But less than six years after it opened, Fishergate’s “shared space” road scheme has lost its sparkle, with broken flagstones, uneven block paving and scruffy repair work turning it from chic to shabby.
“It’s a disgrace,” stormed Coun Yousef Motala, who represents Preston city on Lancashire County Council.
“I walk down there to get to County Hall and it’s a real mess. It needs sporting out as soon as possible - and the job wants doing properly.”
The first phase of the £3.4m Central Gateway project was unveiled by County Hall in October 2014. And it is this section, near to the Fishergate Shopping Centre and the city’s railway station, which has deteriorated badly.
The Post sent photographs of the ravages of five-and-a-half years of heavy traffic to County Hall, itself just 100 yards from the uneven footpaths and damaged carriageways.
The pictures tell a sorry story of excessive wear and tear and stopgap repair work.
“It’s not looking good,” admitted Coun Salim Desai, who represents the city centre on Preston Council.
“I’ve complained many times to LCC and all we seem to get is a poor quality repair. The money is there to fix it properly and they should be doing that.”
Last month County Hall chiefs held a meeting with highways officers and councillors representing Preston to discuss issues with the city’s road system.
Coun Motala was at the meeting and revealed: “I brought up the Fishergate shared space and said it needed looking at.
“It’s not just small patches, it’s large areas. I said it needs to be done again, all of it.
“The issue they have is that it is constantly dropping, the stones and setts are uneven and they are a potential trip hazard. If someone falls because of the uneven surface then we will be liable as the highways authority.
“There is a national strategy to try and get town and city centres back on track. But if you make it difficult for people to walk around, what’s the point?
“I don’t know why it should be so bad, but I have a strong feeling it’s the ground underneath and potentially the materials used that aren’t able to cope with the traffic.
“I’m pushing as hard as I can as a councillor to get this tackled as a matter of urgency and to make sure, when it is, that we do a proper job and not just another patch-up.”
Critics say LCC has the money to do major repairs to the shared space - from the income generated by the Fishergate bus lane which continues to churn out penalty tickets to drivers caught on camera.

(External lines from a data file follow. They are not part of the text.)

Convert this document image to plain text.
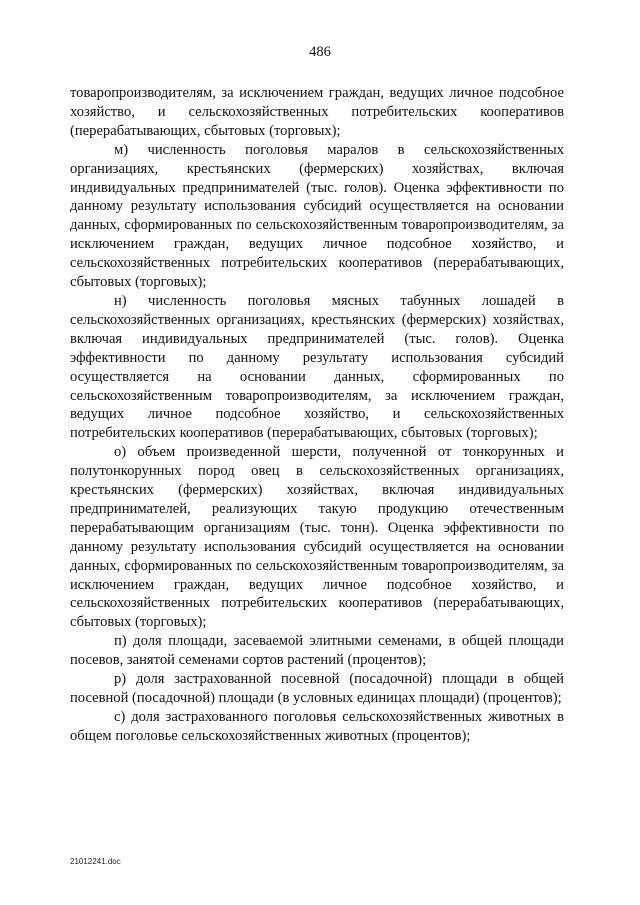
486

товаропроизводителям, за исключением граждан, ведущих личное подсобное хозяйство, и сельскохозяйственных потребительских кооперативов (перерабатывающих, сбытовых (торговых);

м) численность поголовья маралов в сельскохозяйственных организациях, крестьянских (фермерских) хозяйствах, включая индивидуальных предпринимателей (тыс. голов). Оценка эффективности по данному результату использования субсидий осуществляется на основании данных, сформированных по сельскохозяйственным товаропроизводителям, за исключением граждан, ведущих личное подсобное хозяйство, и сельскохозяйственных потребительских кооперативов (перерабатывающих, сбытовых (торговых);

н) численность поголовья мясных табунных лошадей в сельскохозяйственных организациях, крестьянских (фермерских) хозяйствах, включая индивидуальных предпринимателей (тыс. голов). Оценка эффективности по данному результату использования субсидий осуществляется на основании данных, сформированных по сельскохозяйственным товаропроизводителям, за исключением граждан, ведущих личное подсобное хозяйство, и сельскохозяйственных потребительских кооперативов (перерабатывающих, сбытовых (торговых);

о) объем произведенной шерсти, полученной от тонкорунных и полутонкорунных пород овец в сельскохозяйственных организациях, крестьянских (фермерских) хозяйствах, включая индивидуальных предпринимателей, реализующих такую продукцию отечественным перерабатывающим организациям (тыс. тонн). Оценка эффективности по данному результату использования субсидий осуществляется на основании данных, сформированных по сельскохозяйственным товаропроизводителям, за исключением граждан, ведущих личное подсобное хозяйство, и сельскохозяйственных потребительских кооперативов (перерабатывающих, сбытовых (торговых);

п) доля площади, засеваемой элитными семенами, в общей площади посевов, занятой семенами сортов растений (процентов);

р) доля застрахованной посевной (посадочной) площади в общей посевной (посадочной) площади (в условных единицах площади) (процентов);

с) доля застрахованного поголовья сельскохозяйственных животных в общем поголовье сельскохозяйственных животных (процентов);

21012241.doc
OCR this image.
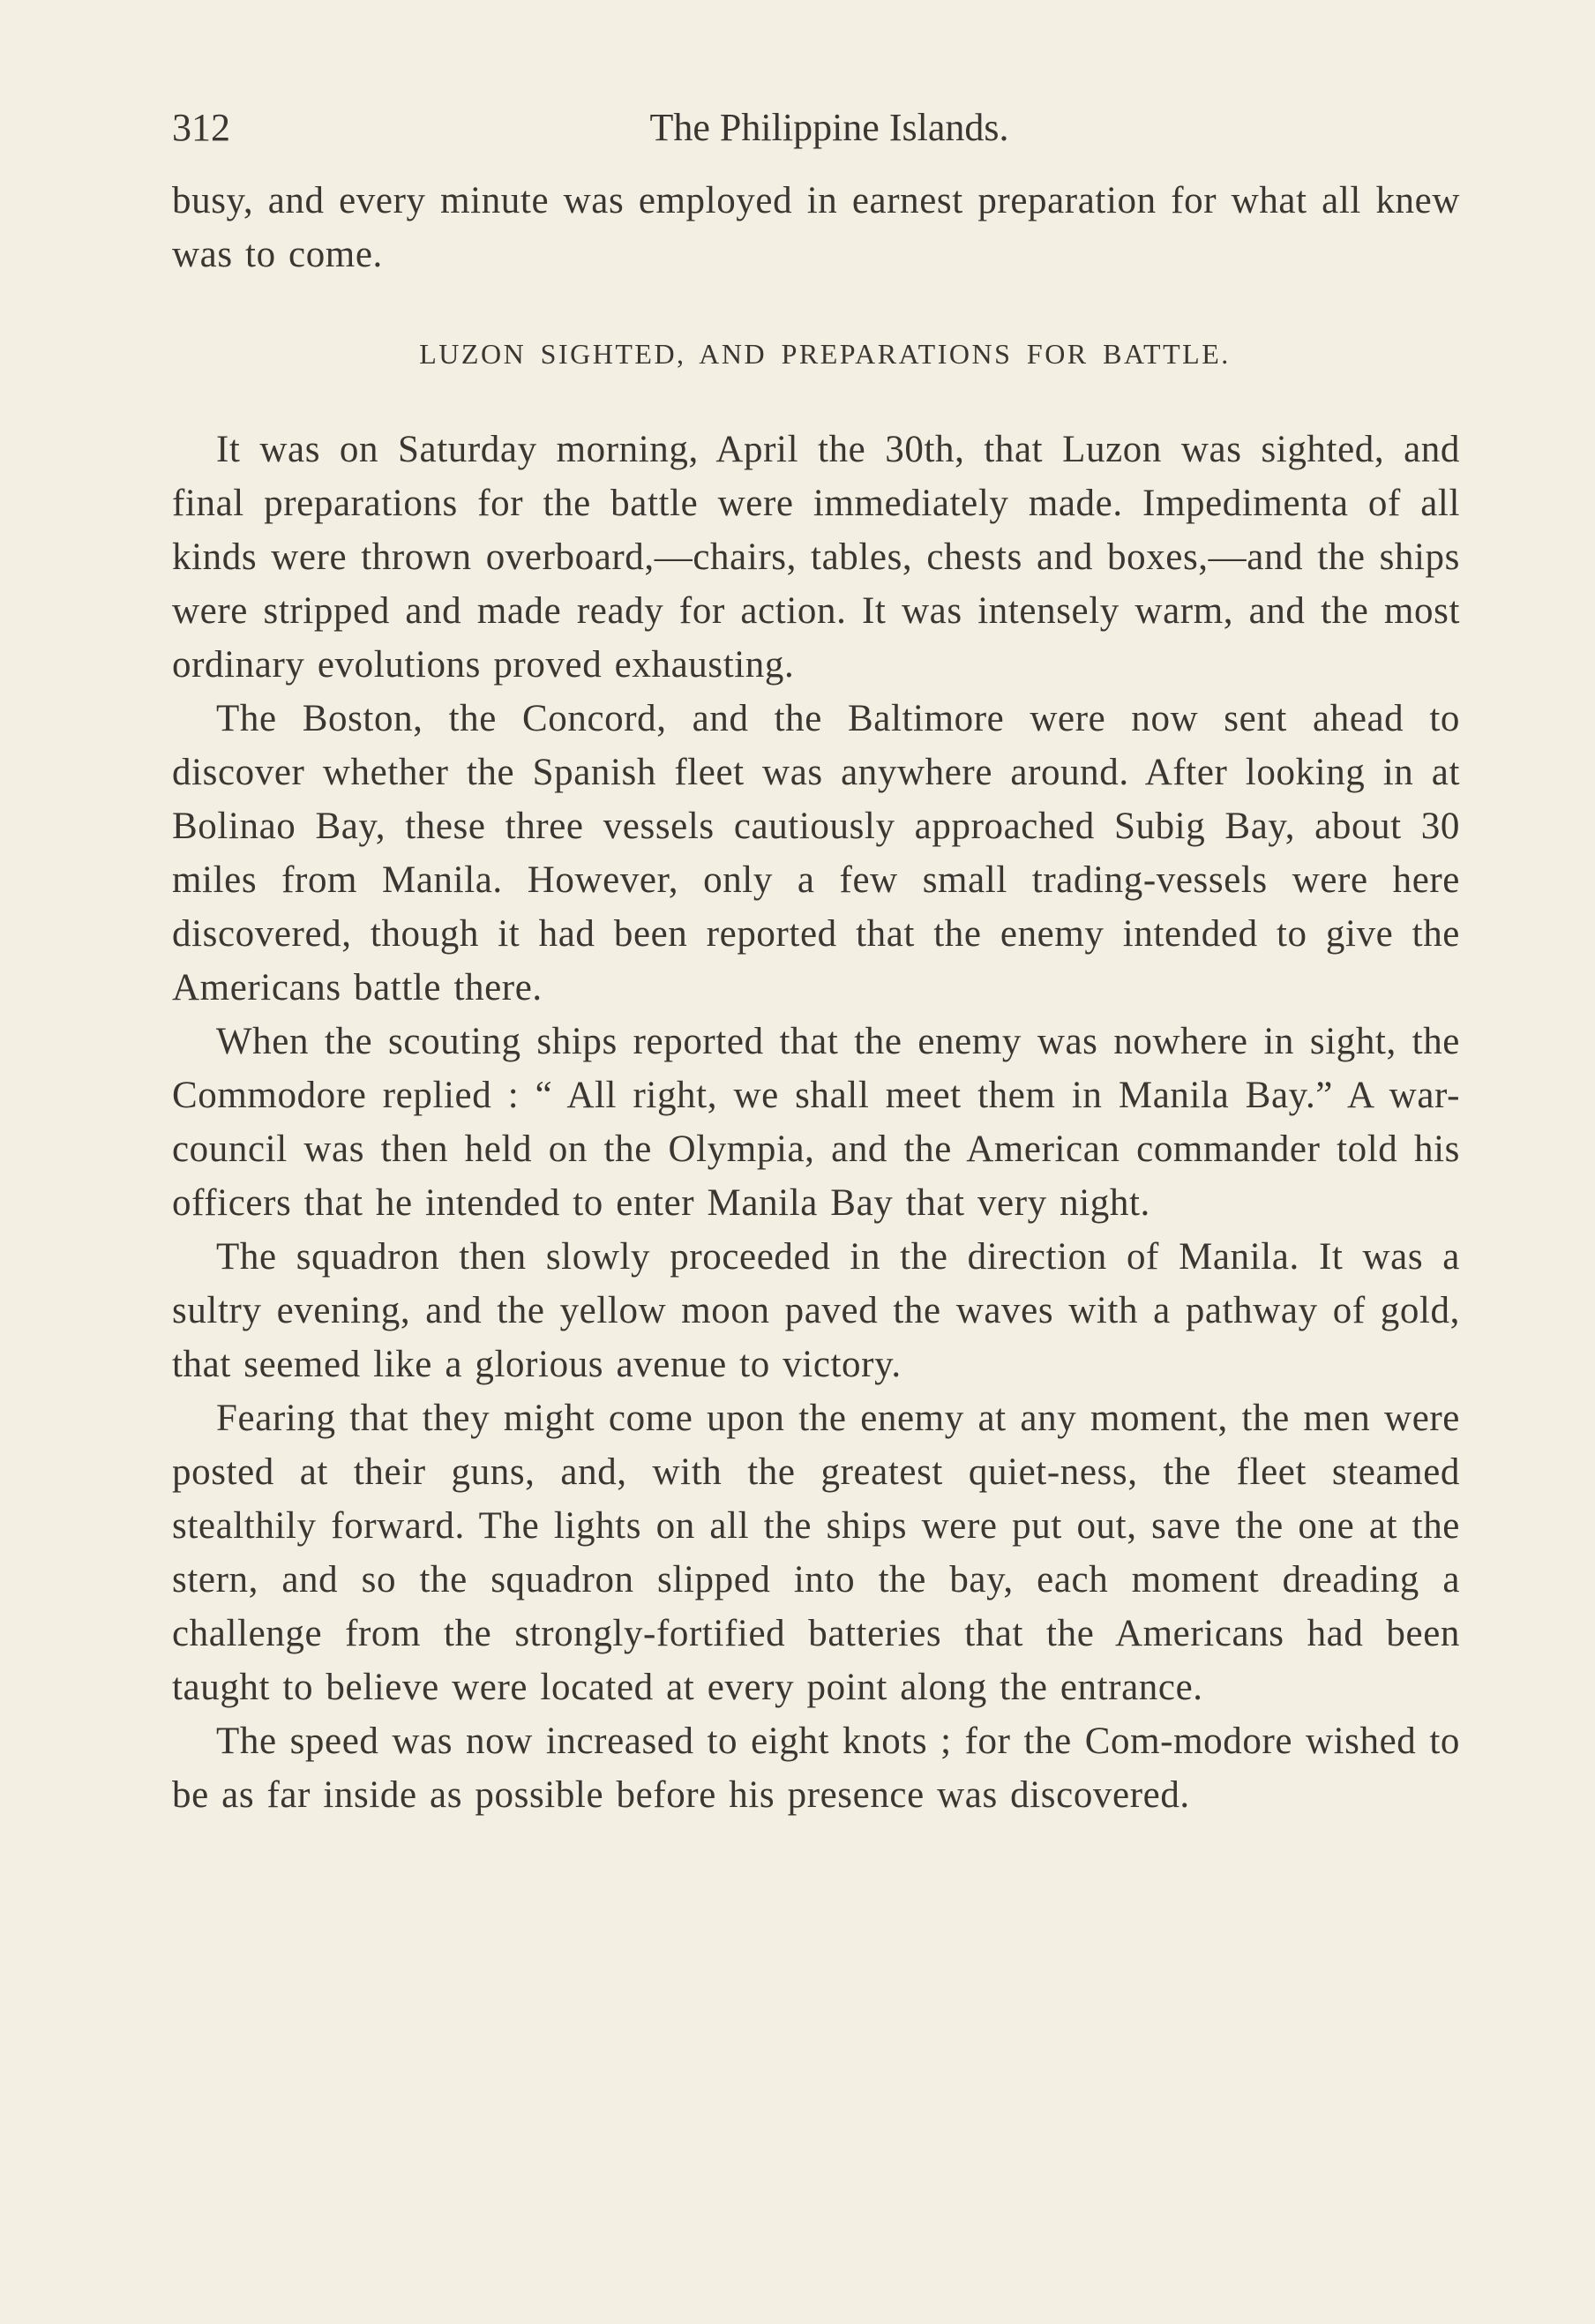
312	The Philippine Islands.

busy, and every minute was employed in earnest preparation for what all knew was to come.

LUZON SIGHTED, AND PREPARATIONS FOR BATTLE.

It was on Saturday morning, April the 30th, that Luzon was sighted, and final preparations for the battle were immediately made. Impedimenta of all kinds were thrown overboard,—chairs, tables, chests and boxes,—and the ships were stripped and made ready for action. It was intensely warm, and the most ordinary evolutions proved exhausting.

The Boston, the Concord, and the Baltimore were now sent ahead to discover whether the Spanish fleet was anywhere around. After looking in at Bolinao Bay, these three vessels cautiously approached Subig Bay, about 30 miles from Manila. However, only a few small trading-vessels were here discovered, though it had been reported that the enemy intended to give the Americans battle there.

When the scouting ships reported that the enemy was nowhere in sight, the Commodore replied : “ All right, we shall meet them in Manila Bay.” A war-council was then held on the Olympia, and the American commander told his officers that he intended to enter Manila Bay that very night.

The squadron then slowly proceeded in the direction of Manila. It was a sultry evening, and the yellow moon paved the waves with a pathway of gold, that seemed like a glorious avenue to victory.

Fearing that they might come upon the enemy at any moment, the men were posted at their guns, and, with the greatest quiet-ness, the fleet steamed stealthily forward. The lights on all the ships were put out, save the one at the stern, and so the squadron slipped into the bay, each moment dreading a challenge from the strongly-fortified batteries that the Americans had been taught to believe were located at every point along the entrance.

The speed was now increased to eight knots ; for the Com-modore wished to be as far inside as possible before his presence was discovered.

City Councillor Desai, who has also been taking pictures of the damage, said: “I’ve walked along looking at the state of the road and pavements and I think there are issues with the work done originally. I think it was sub-standard.
“That’s why LCC took it in-house and even some of their work seems to be sinking. It must be something to do with the ground underneath.
“I would have liked it to be done right in the first place - a job that would have lasted for years and years, rather than keep having to come back and back to repair it.
“They (LCC) need to keep on top of this. They decided to do this with our main shopping street and they should have ensured it was done right, with the right material that was suitable for the job and should have been able to cope with heavy vehicles like buses and big delivery wagons.
“Some of the (bitumen) patches are down to me complaining about broken or uneven paving stones. They say they are temporary repairs. But sometimes a temporary solution becomes a permanent solution if no-one complains. That’s why I have been complaining.”
COUNTY HALL'S VIEW
County Hall chiefs say they are planning to carry out maintenance work in the shared space area soon.
And they have hinted they could look into putting bollards in place in Corporation Street to protect footpaths from vehicles.
Ridwan Musa, LCC highways manager, said: “We carry out regular inspections across the road network to pick up any faults. People can also help by reporting any fault they find to us, so that we can look into them.
“The areas of bitumen are a temporary solution until permanent repairs can be carried out. As particular materials are needed to repair this area, we wait until we can carry out a few pieces of work at the same time.
“We are planning to carry out some maintenance work in this area.
“We are proposing to carry out repairs to the footway on Fishergate railway bridge towards the junction with Corporation Street, with a report going to our Cabinet in March. This would also involve work on Corporation Street including on the paving flags and a proposal to install bollards to protect the footway.
“We are also looking at other remedial work in the analysis for funding in future years.
“Money from misuse of the bus lanes does go towards road maintenance and other highway improvements.”
The controversial Fishergate Central Gateway project cost £3.4m, partly paid for by the European Regional Development Fund.
The intention was to create a more pedestrian-friendly and attractive city centre, less dominated by cars, which would help attract more commercial investment and boost growth in the area.
New road surfaces and wider pavements were intended to minimise the segregation between traffic and people on foot. By removing kerbs and “decluttering” streets, drivers and pedestrians are given equal priority and encouraged to get along together.
But the idea has been constantly attacked by critics who say the lay-out is more dangerous for pedestrians, particularly those who have sight problems.
Despite the opposition, the idea is now being extended to other parts of the city centre, including Friargate and the new University Square, which is currently under construction.